Marcantonio et al developed a risk score for predicting the risk of delirium following elective noncardiac surgery. This can help identify those patients who may require more aggressive management and closer monitoring in the perioperative period. The authors are from Brigham and Women's Hospital in Boston.
Patient selection: adult undergoing noncardiac surgery
Parameters:
(1) age of the patient
(2) alcohol abuse
(3) cognitive impairment based on the Telephone Interview for Cognitive Status (TICS, see Brandt et al)
(4) Specific Activity Scale (SAS) of Goldman et al (see 37.06.04)

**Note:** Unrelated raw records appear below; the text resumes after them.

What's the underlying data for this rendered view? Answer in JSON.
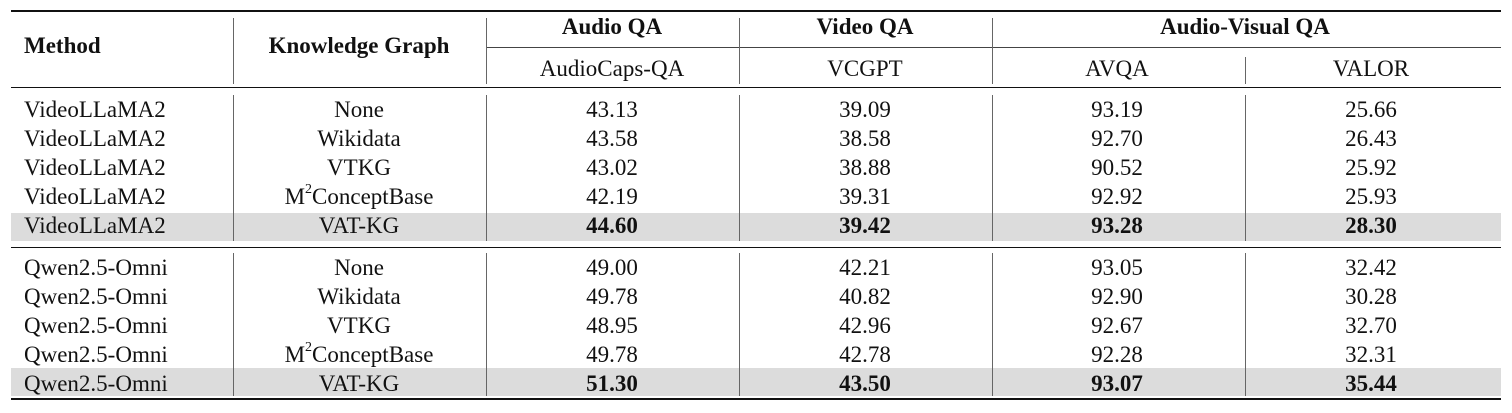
{
  "table": {
    "headers": {
      "method": "Method",
      "knowledge_graph": "Knowledge Graph",
      "group_audio": "Audio QA",
      "group_video": "Video QA",
      "group_av": "Audio-Visual QA",
      "sub_audiocaps": "AudioCaps-QA",
      "sub_vcgpt": "VCGPT",
      "sub_avqa": "AVQA",
      "sub_valor": "VALOR"
    },
    "block1": [
      {
        "method": "VideoLLaMA2",
        "kg": "None",
        "kg_sup": "",
        "kg_rest": "",
        "v": [
          "43.13",
          "39.09",
          "93.19",
          "25.66"
        ],
        "bold": false
      },
      {
        "method": "VideoLLaMA2",
        "kg": "Wikidata",
        "kg_sup": "",
        "kg_rest": "",
        "v": [
          "43.58",
          "38.58",
          "92.70",
          "26.43"
        ],
        "bold": false
      },
      {
        "method": "VideoLLaMA2",
        "kg": "VTKG",
        "kg_sup": "",
        "kg_rest": "",
        "v": [
          "43.02",
          "38.88",
          "90.52",
          "25.92"
        ],
        "bold": false
      },
      {
        "method": "VideoLLaMA2",
        "kg": "M",
        "kg_sup": "2",
        "kg_rest": "ConceptBase",
        "v": [
          "42.19",
          "39.31",
          "92.92",
          "25.93"
        ],
        "bold": false
      },
      {
        "method": "VideoLLaMA2",
        "kg": "VAT-KG",
        "kg_sup": "",
        "kg_rest": "",
        "v": [
          "44.60",
          "39.42",
          "93.28",
          "28.30"
        ],
        "bold": true
      }
    ],
    "block2": [
      {
        "method": "Qwen2.5-Omni",
        "kg": "None",
        "kg_sup": "",
        "kg_rest": "",
        "v": [
          "49.00",
          "42.21",
          "93.05",
          "32.42"
        ],
        "bold": false
      },
      {
        "method": "Qwen2.5-Omni",
        "kg": "Wikidata",
        "kg_sup": "",
        "kg_rest": "",
        "v": [
          "49.78",
          "40.82",
          "92.90",
          "30.28"
        ],
        "bold": false
      },
      {
        "method": "Qwen2.5-Omni",
        "kg": "VTKG",
        "kg_sup": "",
        "kg_rest": "",
        "v": [
          "48.95",
          "42.96",
          "92.67",
          "32.70"
        ],
        "bold": false
      },
      {
        "method": "Qwen2.5-Omni",
        "kg": "M",
        "kg_sup": "2",
        "kg_rest": "ConceptBase",
        "v": [
          "49.78",
          "42.78",
          "92.28",
          "32.31"
        ],
        "bold": false
      },
      {
        "method": "Qwen2.5-Omni",
        "kg": "VAT-KG",
        "kg_sup": "",
        "kg_rest": "",
        "v": [
          "51.30",
          "43.50",
          "93.07",
          "35.44"
        ],
        "bold": true
      }
    ]
  }
}
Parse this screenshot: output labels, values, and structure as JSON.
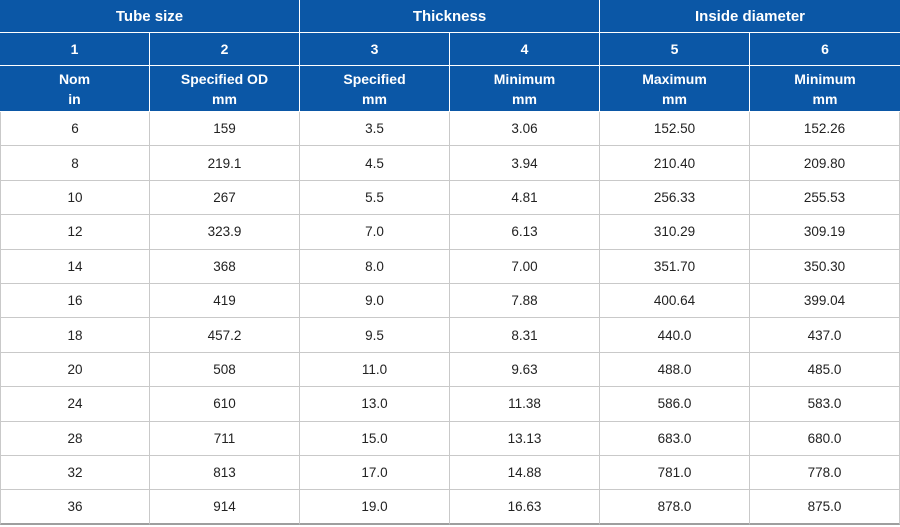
{
  "colors": {
    "header_bg": "#0b57a6",
    "header_text": "#ffffff",
    "body_text": "#222222",
    "grid": "#c9c9c9",
    "outer_border": "#9e9e9e"
  },
  "chart_data": {
    "type": "table",
    "title": "",
    "group_headers": [
      {
        "label": "Tube size",
        "span": 2
      },
      {
        "label": "Thickness",
        "span": 2
      },
      {
        "label": "Inside diameter",
        "span": 2
      }
    ],
    "column_numbers": [
      "1",
      "2",
      "3",
      "4",
      "5",
      "6"
    ],
    "sub_headers": [
      {
        "name": "Nom",
        "unit": "in"
      },
      {
        "name": "Specified OD",
        "unit": "mm"
      },
      {
        "name": "Specified",
        "unit": "mm"
      },
      {
        "name": "Minimum",
        "unit": "mm"
      },
      {
        "name": "Maximum",
        "unit": "mm"
      },
      {
        "name": "Minimum",
        "unit": "mm"
      }
    ],
    "rows": [
      [
        "6",
        "159",
        "3.5",
        "3.06",
        "152.50",
        "152.26"
      ],
      [
        "8",
        "219.1",
        "4.5",
        "3.94",
        "210.40",
        "209.80"
      ],
      [
        "10",
        "267",
        "5.5",
        "4.81",
        "256.33",
        "255.53"
      ],
      [
        "12",
        "323.9",
        "7.0",
        "6.13",
        "310.29",
        "309.19"
      ],
      [
        "14",
        "368",
        "8.0",
        "7.00",
        "351.70",
        "350.30"
      ],
      [
        "16",
        "419",
        "9.0",
        "7.88",
        "400.64",
        "399.04"
      ],
      [
        "18",
        "457.2",
        "9.5",
        "8.31",
        "440.0",
        "437.0"
      ],
      [
        "20",
        "508",
        "11.0",
        "9.63",
        "488.0",
        "485.0"
      ],
      [
        "24",
        "610",
        "13.0",
        "11.38",
        "586.0",
        "583.0"
      ],
      [
        "28",
        "711",
        "15.0",
        "13.13",
        "683.0",
        "680.0"
      ],
      [
        "32",
        "813",
        "17.0",
        "14.88",
        "781.0",
        "778.0"
      ],
      [
        "36",
        "914",
        "19.0",
        "16.63",
        "878.0",
        "875.0"
      ]
    ]
  }
}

(5) chemical test results (sodium, glucose, potassium)
(6) type of surgery
Parameter |
Finding |
Points |
---|---|---|
age of the patient in years |
< 70 years |
0 |
|
>= 70 years |
1 |
alcohol abuse |
absent |
0 |
|
present |
1 |
TICS score |
>= 30 (30 to 41) |
0 |
|
< 30 (cognitive impairment) |
1 |
SAS class |
I to III |
0 |
|
IV (severe physical impairment) |
1 |
chemistry test results |
sodium < 130 or > 150 mmol/L |
1 |
|
potassium < 3.0 or > 6.0 mmol/L |
1 |
|
glucose < 3.3 or > 16.7 mmol/L (< 60 or > 300 mg/dL) |
1 |
|
other |
0 |
type of surgery |
aortic aneurysm repair |
2 |
|
noncardiac thoracic surgery |
1 |
|
other |
0 |
where:
• A person with SAS Class IV physical status is unable to dress or make the bed without stopping and is unable to walk 1 block at 4 km per hour)
total score =
= SUM(points for all 6 parameters)
Interpretation:
• minimum score: 0
• maximum score: 7
• The higher the score the greater the risk of postoperative delirium.
Total Score |
Risk Group |
Probability of Delirium |
---|---|---|
0 |
low |
1 - 2% |
1 or 2 |
medium |
8 - 19% |
3 to 7 |
high |
45 - 50% |
Purpose: To estimate the risk of postoperative delirium following elective noncardiac surgery using the risk score of Marcantonio et al.